Because politics is such an all-encompassing subject, there are a variety of different lenses through which you can learn and think about it. Political science is the study of how government works, the factors influencing behaviors of voters and politicians, international relations, and other practical questions about how politics works. By contrast, political philosophy focuses on asking the big questions of what the proper role and purpose of government should be, the nature of equality and justice, and the relationship between politics and the course of history.
Many people may opt to study politics through a more particular focus. Feminism and social justice discourses seek to describe the ways that the forces of patriarchy and racism create structures of oppression in subtle as well as obvious ways. Marxist political analysis focuses on the ways that economic conditions shape politics, instead of the other way around. Environmentalism considers the ways in which politics and society can destroy or protect the natural world and all the resources and services that it provides.
Ironically, the way we think and feel about politics is very personal even though it is fundamentally about how we live and work together as a society. Learning about the different ways that people understand and participate in the political process can thus improve your own ability to appreciate how different people see the world.
If you have a passion for politics, you can pursue a career working on political campaigns in all kinds of roles. In today’s data-rich world, successful candidates running for office often have a campaign staff with expertise in areas such as branding and writing, communications and digital marketing, and polling and data analysis. Working in politics is hard but exciting work, and helping a candidate you believe in win a race can be incredibly rewarding.
If you are more interested in developing your understanding of politics than in running races, you can pursue a career as a political scientist. These academic experts on the development and operation of political systems typically work at universities or in the government, and usually have a master’s degree or even a PhD. According to the Bureau of Labor Statistics, political scientists earn a median annual salary of $122,220, and these jobs are expected to grow faster than the economy-wide average over the next decade.
Absolutely. Coursera lets you learn about politics from prestigious universities from all over the world, with courses covering everything from political philosophy to political science to the role of politics in law and history and much more. You can learn remotely from top-ranked schools like Yale University, Rutgers the State University of New Jersey, University of London, and Utrecht University from wherever you are in the world. Learning about politics online has other advantages such as significantly lower tuition fees than learning on campus and a flexible schedule for completing course materials, making it an increasingly popular option for learning about a wide range of subjects.
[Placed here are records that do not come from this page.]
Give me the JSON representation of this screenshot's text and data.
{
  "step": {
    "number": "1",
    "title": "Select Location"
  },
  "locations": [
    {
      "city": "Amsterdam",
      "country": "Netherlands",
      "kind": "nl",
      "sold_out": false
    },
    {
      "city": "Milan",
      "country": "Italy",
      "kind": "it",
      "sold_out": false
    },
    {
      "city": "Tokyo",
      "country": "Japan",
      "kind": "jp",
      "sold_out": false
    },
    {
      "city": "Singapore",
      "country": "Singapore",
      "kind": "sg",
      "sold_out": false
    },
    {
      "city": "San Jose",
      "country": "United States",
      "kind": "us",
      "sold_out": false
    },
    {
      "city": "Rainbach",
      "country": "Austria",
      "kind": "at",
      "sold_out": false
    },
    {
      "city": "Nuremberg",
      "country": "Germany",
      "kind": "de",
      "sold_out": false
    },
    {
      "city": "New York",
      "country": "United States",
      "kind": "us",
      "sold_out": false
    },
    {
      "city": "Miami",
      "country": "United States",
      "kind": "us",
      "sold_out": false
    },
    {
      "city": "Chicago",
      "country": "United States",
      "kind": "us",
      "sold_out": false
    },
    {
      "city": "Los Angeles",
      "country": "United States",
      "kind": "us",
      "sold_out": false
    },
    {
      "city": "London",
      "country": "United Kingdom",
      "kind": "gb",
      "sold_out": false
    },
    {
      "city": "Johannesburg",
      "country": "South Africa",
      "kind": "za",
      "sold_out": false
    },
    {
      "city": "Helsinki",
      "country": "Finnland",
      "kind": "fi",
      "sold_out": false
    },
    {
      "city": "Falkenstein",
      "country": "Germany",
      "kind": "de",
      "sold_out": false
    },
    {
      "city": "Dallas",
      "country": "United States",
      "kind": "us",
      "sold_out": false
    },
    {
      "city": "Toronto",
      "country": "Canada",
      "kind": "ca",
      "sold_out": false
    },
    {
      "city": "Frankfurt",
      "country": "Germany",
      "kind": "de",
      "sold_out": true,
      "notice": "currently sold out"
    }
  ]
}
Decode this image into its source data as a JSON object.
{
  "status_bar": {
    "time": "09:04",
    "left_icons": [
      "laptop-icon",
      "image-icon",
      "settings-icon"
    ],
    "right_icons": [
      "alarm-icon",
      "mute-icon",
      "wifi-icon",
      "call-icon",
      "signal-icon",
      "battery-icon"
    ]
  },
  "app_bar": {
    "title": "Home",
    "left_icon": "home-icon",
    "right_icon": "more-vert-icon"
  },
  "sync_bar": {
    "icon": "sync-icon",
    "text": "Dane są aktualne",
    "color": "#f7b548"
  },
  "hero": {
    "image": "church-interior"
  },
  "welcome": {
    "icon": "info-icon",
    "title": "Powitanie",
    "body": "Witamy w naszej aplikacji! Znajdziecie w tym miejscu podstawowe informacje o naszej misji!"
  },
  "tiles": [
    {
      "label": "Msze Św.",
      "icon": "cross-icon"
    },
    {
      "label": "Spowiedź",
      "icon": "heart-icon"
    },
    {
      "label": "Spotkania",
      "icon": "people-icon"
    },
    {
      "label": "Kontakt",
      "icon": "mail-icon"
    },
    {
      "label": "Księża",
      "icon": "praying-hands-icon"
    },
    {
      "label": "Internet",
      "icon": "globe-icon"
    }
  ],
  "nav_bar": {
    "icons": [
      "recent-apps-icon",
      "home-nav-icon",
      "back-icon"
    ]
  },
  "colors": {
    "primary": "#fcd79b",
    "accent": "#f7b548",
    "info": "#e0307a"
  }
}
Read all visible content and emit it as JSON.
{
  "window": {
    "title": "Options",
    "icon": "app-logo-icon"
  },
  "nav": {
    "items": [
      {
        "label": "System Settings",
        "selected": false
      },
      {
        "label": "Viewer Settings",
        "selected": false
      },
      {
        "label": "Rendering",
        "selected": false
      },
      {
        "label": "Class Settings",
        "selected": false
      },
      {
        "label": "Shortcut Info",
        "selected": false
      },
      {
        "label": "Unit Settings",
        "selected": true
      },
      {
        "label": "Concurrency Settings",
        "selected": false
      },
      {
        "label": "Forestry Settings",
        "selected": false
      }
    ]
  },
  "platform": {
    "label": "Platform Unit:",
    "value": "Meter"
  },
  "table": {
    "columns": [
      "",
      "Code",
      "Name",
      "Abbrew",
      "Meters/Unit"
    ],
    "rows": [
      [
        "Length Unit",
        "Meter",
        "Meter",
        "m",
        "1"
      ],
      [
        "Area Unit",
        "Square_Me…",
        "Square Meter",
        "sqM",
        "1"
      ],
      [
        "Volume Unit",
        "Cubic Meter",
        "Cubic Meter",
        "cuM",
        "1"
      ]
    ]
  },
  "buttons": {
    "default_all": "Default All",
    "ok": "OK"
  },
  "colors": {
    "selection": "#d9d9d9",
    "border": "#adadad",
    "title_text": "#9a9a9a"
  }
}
If elections are to you what March Madness is to basketball fans, then a job in politics may be just what you're looking for. Ideally, people in politics have an interest in government here and abroad, a strong belief in political principles, and a commitment to public service. To have a successful career in politics, it helps to be a strategic thinker, have a genuine affinity for other people, and possess good conflict-resolution and communication skills. If you're interested in running for office, you can also benefit by having a can-do spirit and a thick skin.
As mentioned, a background in politics is helpful if you want to be a political candidate. You can run to be a city or state council member, a state representative, a mayor, a congressperson, a senator, a governor, or—if your aspirations are very high—the president. If you'd rather work as a support person to a candidate, you can become a campaign manager and oversee all of the details involved in a campaign, or you can be a communications coordinator. This job involves creating press releases, writing speeches, managing social media, and overseeing communications strategies for candidates or legislators. If you enjoy gathering and analyzing data, you may want to consider a career as a political pollster, and if creating government policy is appealing, you can become a policy analyst. More positions in politics include press secretary, lobbyist, legislative aid, and legislative correspondent.
If you study politics, you'll have many workplace options. You can become an aide in a local, state, or federal government office or work as a lobbyist for a nonprofit or private corporation. If you enjoy writing, you can work as a legislative reporter at a newspaper or a magazine. And if you want to be a teacher, you can get a job at a college or university as a political science professor. More places that hire people with a background in politics include public relations firms, law firms, law enforcement agencies like the FBI, and intelligence agencies like the CIA and NSA.
Politics-related topics you can study include history, international relations, law, criminal justice, communications, public health, economics, business administration, and/or finance. Extracurricular activities that relate to politics include running for student body government or joining activist organizations.